Ketiga, setiap makhluk menjalani hidup dengan cerita suka dan duka masing-masing. Yang mana cerita masing-masing orang itu sangat unik dan indah. Cerita Abu Nuwas mengandung pelajaran tentang orang yang pernah melakukan berbagai kesalahan akan tetapi dalam hatinya terdapat iman kepada Allah yang begitu besar. Abu Nuwas pernah menyatakan bahwa semua dosa itu diampuni kecuali dosa syirik. Setelah Abu Nuwas melakukan semua perbuatan yang dianggapnya benar di usia senja ia sadar bahwa apa yang dilakukan selama ini salah. Ia menyesali semua kesalahannya dan menempuh jalan orang-orang yang alim. tubat Abu Nuwas adalah  contoh yang berarti bagi manusia, bahwa sebesar apapun dosa manusia pengampunan Allah lebih besar darinya. akan tetapi jangan kita sekali-kali berpikir untuk melakukan dosa sepuas-puasnya dengan meremehkan syari’at islam yang ada dengan alasan bahwa Allah Maha Pengampun dosa. Akan lebih baik apabila kita berjalan di atas jalan syari’ah dan iman yang kuat kepada-Nya karena sungguh yang manusia cari adalah Ridlo dari Allah SWT.
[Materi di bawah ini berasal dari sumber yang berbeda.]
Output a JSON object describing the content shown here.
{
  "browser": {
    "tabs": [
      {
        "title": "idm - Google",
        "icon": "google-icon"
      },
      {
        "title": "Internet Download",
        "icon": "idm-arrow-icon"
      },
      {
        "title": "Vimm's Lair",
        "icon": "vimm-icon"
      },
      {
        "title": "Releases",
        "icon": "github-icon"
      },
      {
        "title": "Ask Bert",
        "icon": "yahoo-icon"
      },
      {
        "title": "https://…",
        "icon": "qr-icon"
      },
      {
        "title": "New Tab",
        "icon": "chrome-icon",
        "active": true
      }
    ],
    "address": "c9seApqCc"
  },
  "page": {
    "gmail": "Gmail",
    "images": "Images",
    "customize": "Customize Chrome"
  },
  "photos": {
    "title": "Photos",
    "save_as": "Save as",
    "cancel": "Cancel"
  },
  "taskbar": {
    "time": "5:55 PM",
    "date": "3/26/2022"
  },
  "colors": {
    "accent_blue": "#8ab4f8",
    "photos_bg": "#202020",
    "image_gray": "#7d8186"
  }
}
Pertaubatan Abu Nuwas dapat dilihat dari syair-syair gubahannya di masa tua. Di antara syair-syair Abu Nuwas yang terkenal adalah:

إِلهِي لََسْتُ لِلْفِرْدَوْسِ أَهْلاَ# وَلاَ أَقوى عَلَى النّارِ الجَحِيم

Ilaahii lastu lil firdausi ahlaan wa laa aqwaa ‘alaa naaril jahiimi

Wahai Tuhanku…Aku bukanlah ahli surga, tapi aku tidak kuat dalam neraka Jahim

فهَبْ لِي تَوْبَةً وَاغْفِرْ ذنوبِي # فَإنّكَ غَافِرُ الذنْبِ العَظِيْم

Fa hablii taubatan waghfir zunuubii fa innaka ghaafirudzdzambil ‘azhiimi

Maka berilah aku taubat (ampunan) dan ampunilah dosaku, sesungguhnya engkau Maha Pengampun dosa yang besar

ذنوبِي مِثلُ أَعْدَادٍ الرّمَالِ # فَهَبْ لِي تَوْبَةً يَاذَاالجَلاَل

Dzunuubii mitslu a’daadir rimaali fa hablii taubatan yaa dzaaljalaali

Dosaku bagaikan bilangan pasir, maka berilah aku taubat wahai Tuhanku yang memiliki keagungan

وَعُمْرِي نَاقِصٌ فِي كُلِّ يَوْمٍ # وَذنْبِي زَائِدٌ كَيفَ احْتِمَالِي

Wa ‘umrii naaqishun fii kulli yaumi wa dzambii zaa-idun kaifah timaali

Umurku ini setiap hari berkurang, sedang dosaku selalu bertambah, bagaimana aku menanggungnya

َإلهي عَبْدُكَ العَاصِي أَتَاكَ # مُقِرًّا بِالذنوبِ وَقَدْ دَعَاك

Ilaahii ‘abdukal ‘aashii ataaka muqirran bidzdzunuubi wa qad da’aaka

Wahai, Tuhanku…Hamba Mu yang berbuat dosa telah datang kepada Mu dengan mengakui segala dosa, dan telah memohon kepada Mu

َفَإِنْ تَغْفِرْ فَأنْتَ لِذاك أَهْلٌ # فَإنْ تَطْرُدْ فَمَنْ نَرْجُو سِوَاك

Fa in taghfir fa anta lidzaaka ahlun wa in tathrud faman narjuu siwaaka

Maka jika engkau mengampuni, maka Engkaulah yang berhak mengampuni,

Jika Engkau menolak, kepada siapakah lagi aku mengharap selain kepada Engkau?